Les phrases venaient sans trop de mal, factuelles, presque mécaniques.

En bas de la dernière page, presque comme on signe une lettre, j'ai ajouté : Je m'appelle Franck, comme pour indiquer au lecteur que s’il ne croyait pas ce qu’il lisait, il pouvait toujours me joindre pour que je lui raconte de vive voix ce que j’avais vu et entendu.

Puis j'ai relu, et j'ai compris que mon texte ne suffisait pas à convaincre.

Sur l'origine réelle de Cobot, je n'avais presque rien : une vague allusion à une « expérimentation municipale », un maire et une commune jamais nommés.

Eva savait tout cela.

Elle n'avait fait que me promettre un rappel, et je n'avais ni son numéro ni la moindre certitude qu'elle tiendrait parole.
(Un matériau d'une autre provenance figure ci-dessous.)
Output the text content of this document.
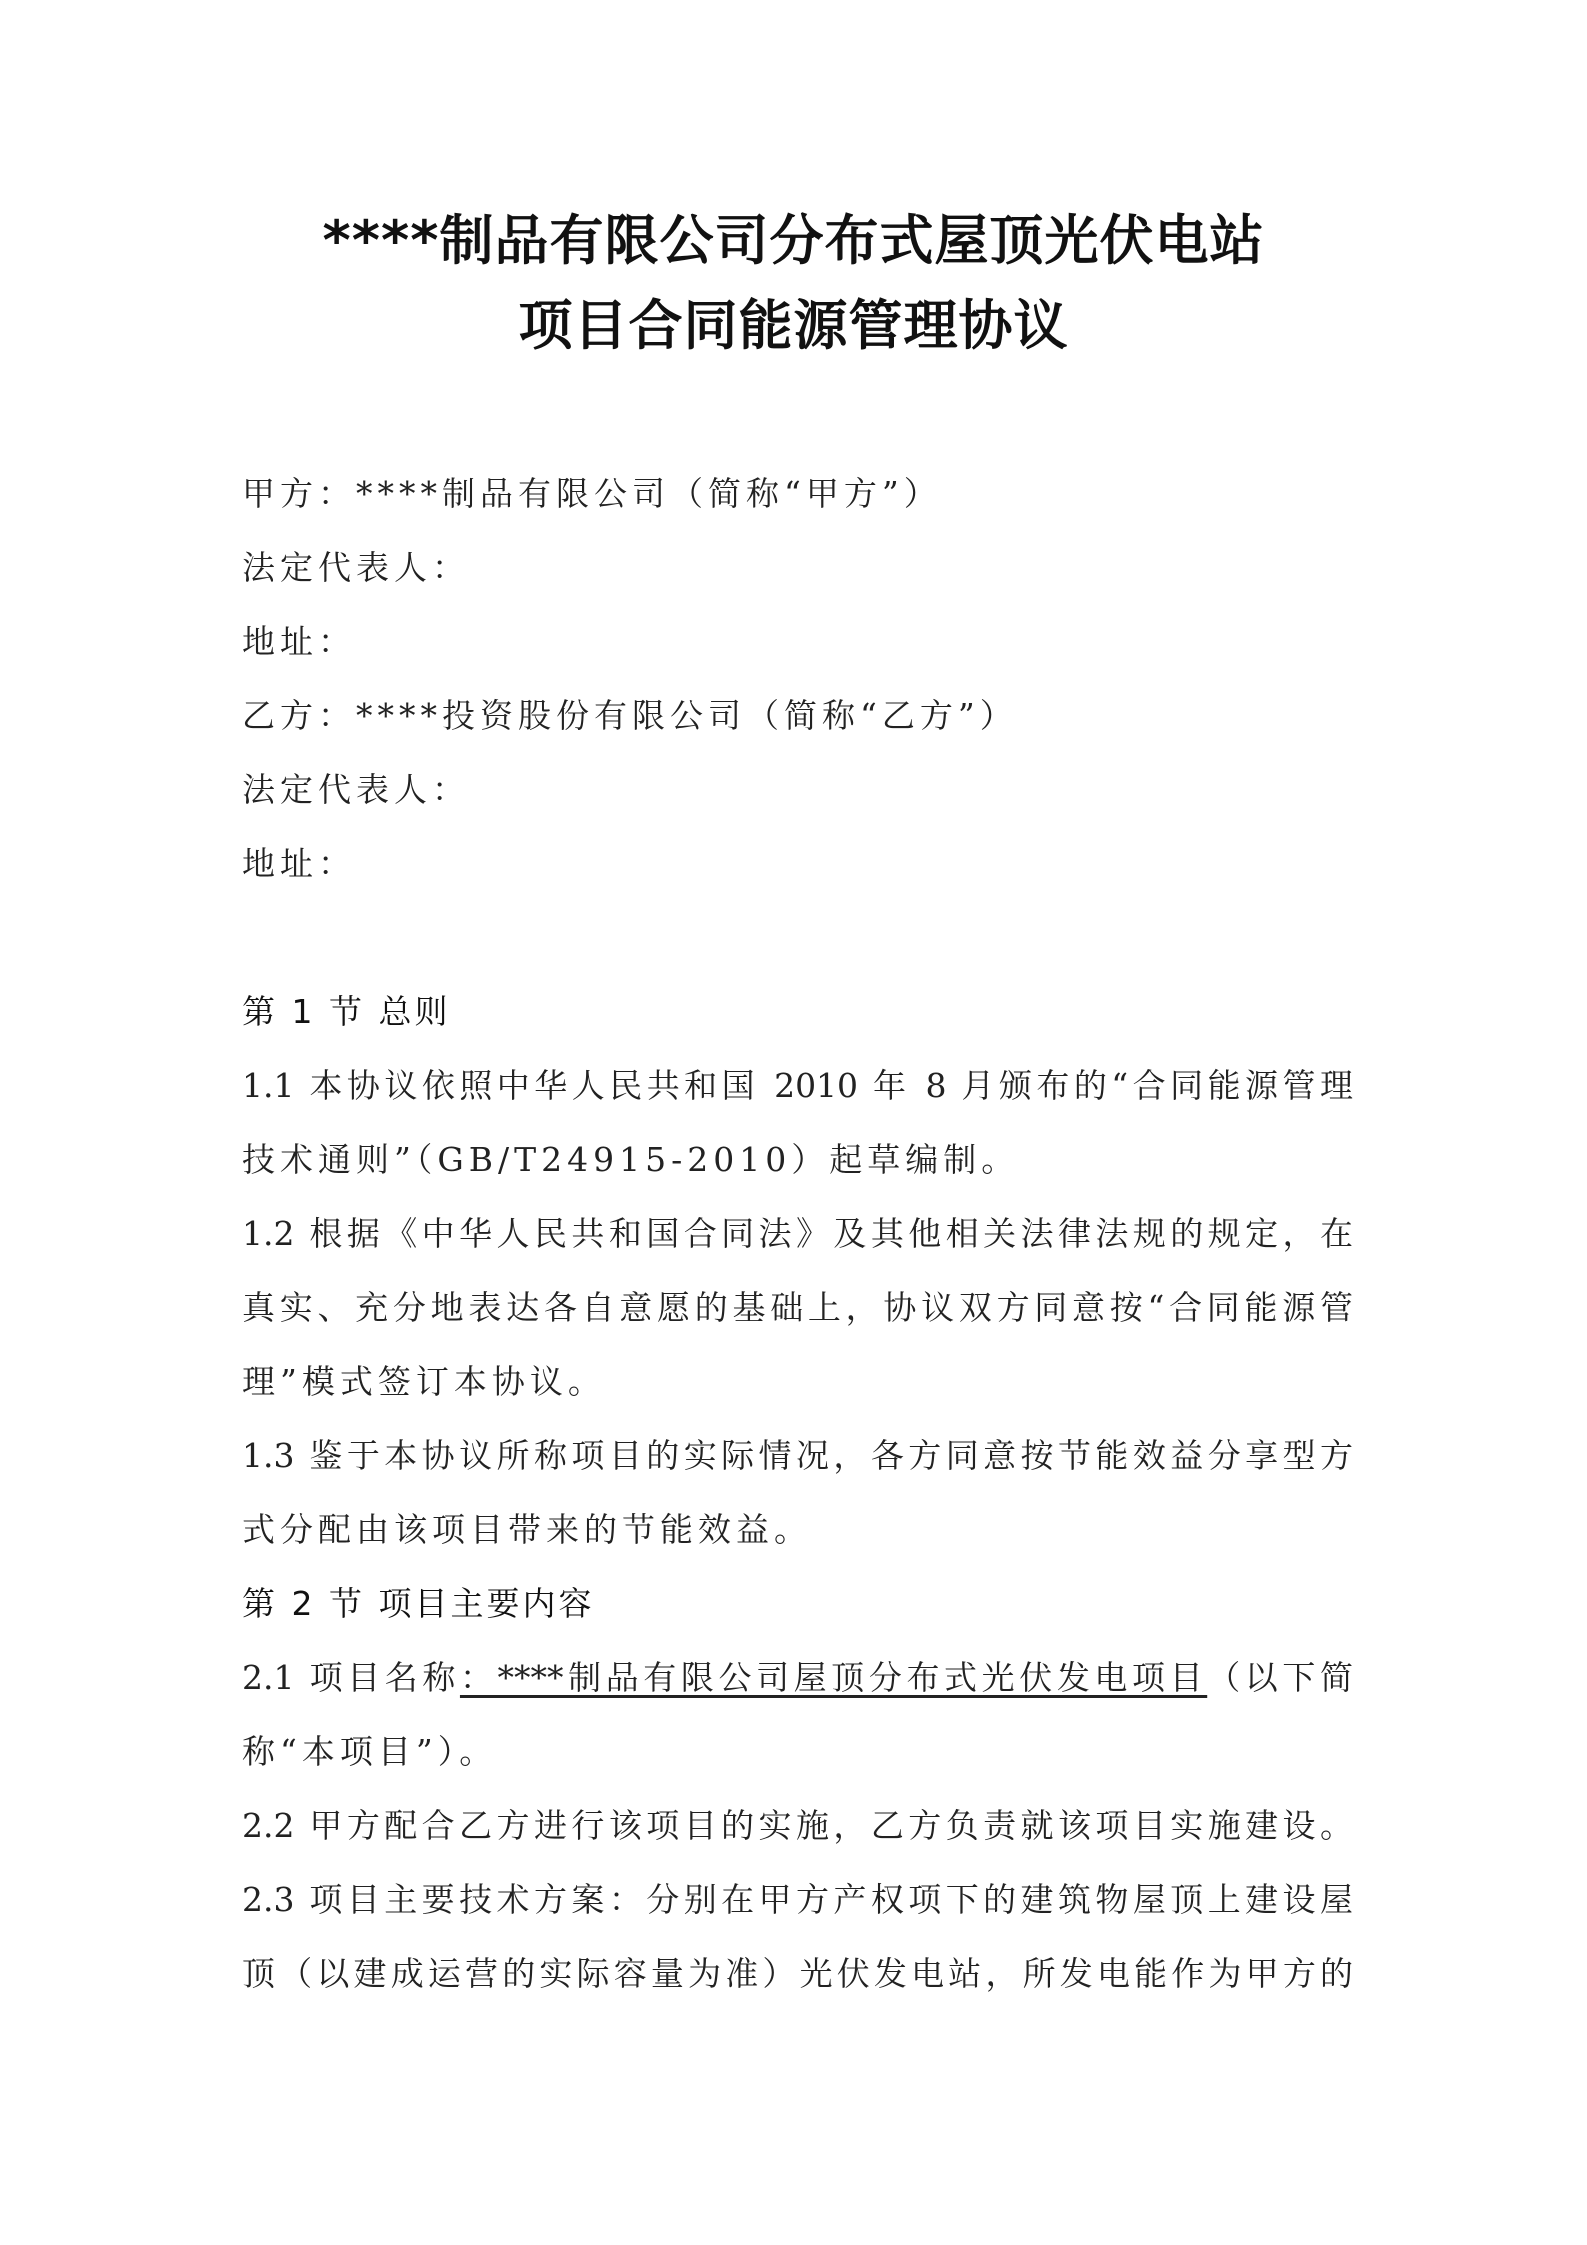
****制品有限公司分布式屋顶光伏电站
项目合同能源管理协议
甲方：****制品有限公司（简称“甲方”）
法定代表人：
地址：
乙方：****投资股份有限公司（简称“乙方”）
法定代表人：
地址：
第 1 节 总则
1.1 本协议依照中华人民共和国 2010 年 8 月颁布的“合同能源管理
技术通则”（GB/T24915-2010）起草编制。
1.2 根据《中华人民共和国合同法》及其他相关法律法规的规定，在
真实、充分地表达各自意愿的基础上，协议双方同意按“合同能源管
理”模式签订本协议。
1.3 鉴于本协议所称项目的实际情况，各方同意按节能效益分享型方
式分配由该项目带来的节能效益。
第 2 节 项目主要内容
2.1 项目名称：****制品有限公司屋顶分布式光伏发电项目（以下简
称“本项目”）。
2.2 甲方配合乙方进行该项目的实施，乙方负责就该项目实施建设。
2.3 项目主要技术方案：分别在甲方产权项下的建筑物屋顶上建设屋
顶（以建成运营的实际容量为准）光伏发电站，所发电能作为甲方的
Mais j’avais maintenant un prétexte pour tenter d’obtenir ses coordonnées.

C'est une déformation professionnelle : je pense souvent aux gens que je rencontre. Mais ce que j'avais ressenti en voyant Eva n'avait rien de familier, c'était plus net, plus dérangeant aussi, comme une note jouée juste alors qu'on s'attendait à une fausse.

Cela faisait des années que je n'avais rien ressenti de comparable. Depuis la mort de ma femme.

Une route mouillée.

L’accident.

Une nuit comme tant d'autres, devenue soudain la pire de ma vie.

Une bascule forcée, un destin qui décide de tourner à angle droit, sans prévenir.

Mes enfants, Thomas et Elise, avaient grandi avec un père seul, et je n'avais jamais cherché à changer cela.

Le grand amour ne se présente qu'une fois dans une vie. J'avais eu le mien, et je l'avais perdu.

Ne voulant plus rien perdre, j’avais décidé de ne plus rien vouloir gagner non plus.

J'ai allumé une cigarette à la fenêtre. Lia dormait déjà.

Au loin, l'eau du lac clapotait contre la retenue du barrage.

Mon téléphone restait silencieux.

Je ne savais pas encore que la vraie histoire de Cobot n'attendrait pas que je vienne la chercher, mais qu'elle viendrait, elle, me trouver.